Eighty-five high school students spent a day at the Stamford campus recently learning about the pros and cons of globalization.
The March 26 conference, “Globalization: A Double-Sided Coin or A Double-Edged Sword,” drew students from five Connecticut high schools.
It was organized by UConn’s Early College Experience program, in conjunction with the Stamford Campus, which houses the University’s Center for Globalization and Commerce.
The UConn Early College Experience (ECE) is a concurrent enrollment partnership that allows motivated students to take UConn courses at their high schools.
Every course taken through ECE is equivalent to the same course at the University, and all are taught by University-certified instructors.
This year, more than 5,100 students in 129 high schools are participating in the program.
Brian Boecherer, associate director of ECE, planned the conference to expand the reach of the program and enhance its impact on students.
The first part of the conference paired six groups of students for discussions with a UConn professor and a local business person, to hear different perspectives on globalization.
Boecherer says he wanted the students to be aware of contrasting points of view. Globalization is a highly charged topic, he says, that is often seen as either a positive force that speeds the economic sustainability of underdeveloped countries or as a negative movement that diminishes the importance of a nation and marginalizes the poor.
The students were charged with debating the merits of globalization. Boecherer asked each school to do research from the perspective of either an inter-governmental organization (IGO) –these typically favor globalization – or a particular country: these often don’t support the ideology.
The presentations were judged by a four-person panel, including Boecherer and ECE director Gillian Thorne.
| Kathleen Dechant, professor-in-residence of management, leads a discussion about globalization during a conference for high school students at the Stamford Campus on March 26.
|Photo by Kathy Harrison
The Bridgeport Aquaculture School earned first place.

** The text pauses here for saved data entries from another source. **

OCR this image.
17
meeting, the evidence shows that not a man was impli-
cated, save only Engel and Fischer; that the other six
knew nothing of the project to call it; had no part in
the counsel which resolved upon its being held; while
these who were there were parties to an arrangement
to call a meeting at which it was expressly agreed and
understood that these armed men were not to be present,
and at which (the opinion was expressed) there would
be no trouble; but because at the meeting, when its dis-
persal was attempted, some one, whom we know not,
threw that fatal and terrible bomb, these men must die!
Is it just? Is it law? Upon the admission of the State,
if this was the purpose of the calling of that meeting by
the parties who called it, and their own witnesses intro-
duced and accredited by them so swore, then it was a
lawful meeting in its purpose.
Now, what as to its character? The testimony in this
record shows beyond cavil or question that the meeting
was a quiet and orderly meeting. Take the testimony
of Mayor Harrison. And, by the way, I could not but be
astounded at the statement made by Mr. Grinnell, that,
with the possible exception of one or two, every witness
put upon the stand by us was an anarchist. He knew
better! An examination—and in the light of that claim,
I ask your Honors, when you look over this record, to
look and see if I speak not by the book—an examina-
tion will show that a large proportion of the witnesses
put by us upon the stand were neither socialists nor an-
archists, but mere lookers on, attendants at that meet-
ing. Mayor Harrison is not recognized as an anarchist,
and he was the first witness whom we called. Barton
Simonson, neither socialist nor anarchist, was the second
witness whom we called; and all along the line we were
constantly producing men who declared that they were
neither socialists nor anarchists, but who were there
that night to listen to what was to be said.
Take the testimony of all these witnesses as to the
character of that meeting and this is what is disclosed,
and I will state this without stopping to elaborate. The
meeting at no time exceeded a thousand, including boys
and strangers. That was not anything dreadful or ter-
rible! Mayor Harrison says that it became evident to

The winners focused on environmental science in their presentation, which took the standpoint of South Korea.
The conference was particularly timely for the Bridgeport school, as several of the team members will travel to South Korea and Japan in May.
“Doing the research on South Korea, it was interesting to learn about its history and politics,” said Alyssa Demico, the team leader. “It got us much more interested in their culture, which we will get to see hands on when we visit.”
Morty Ortega, an associate professor of natural resources management at the Storrs campus and director of Global House, a living learning community, was one of the academic leaders for the forum.
“This was a great opportunity to bring the message to students about the environment in the international arena,” he said.
A group from RHAM High School in Hebron made a presentation representing Cuba’s point of view.
“We had just finished a project on dictatorships,” said Amy Nocton, a Spanish teacher at the school, “and this was a neat way to look at a country that we hadn’t yet explored in depth.”
Thorne said the globalization conference was the most ambitious event the ECE program has conducted off campus.
She said this type of collaborative effort with a regional campus helps gain exposure for ECE and she expects other events to follow soon.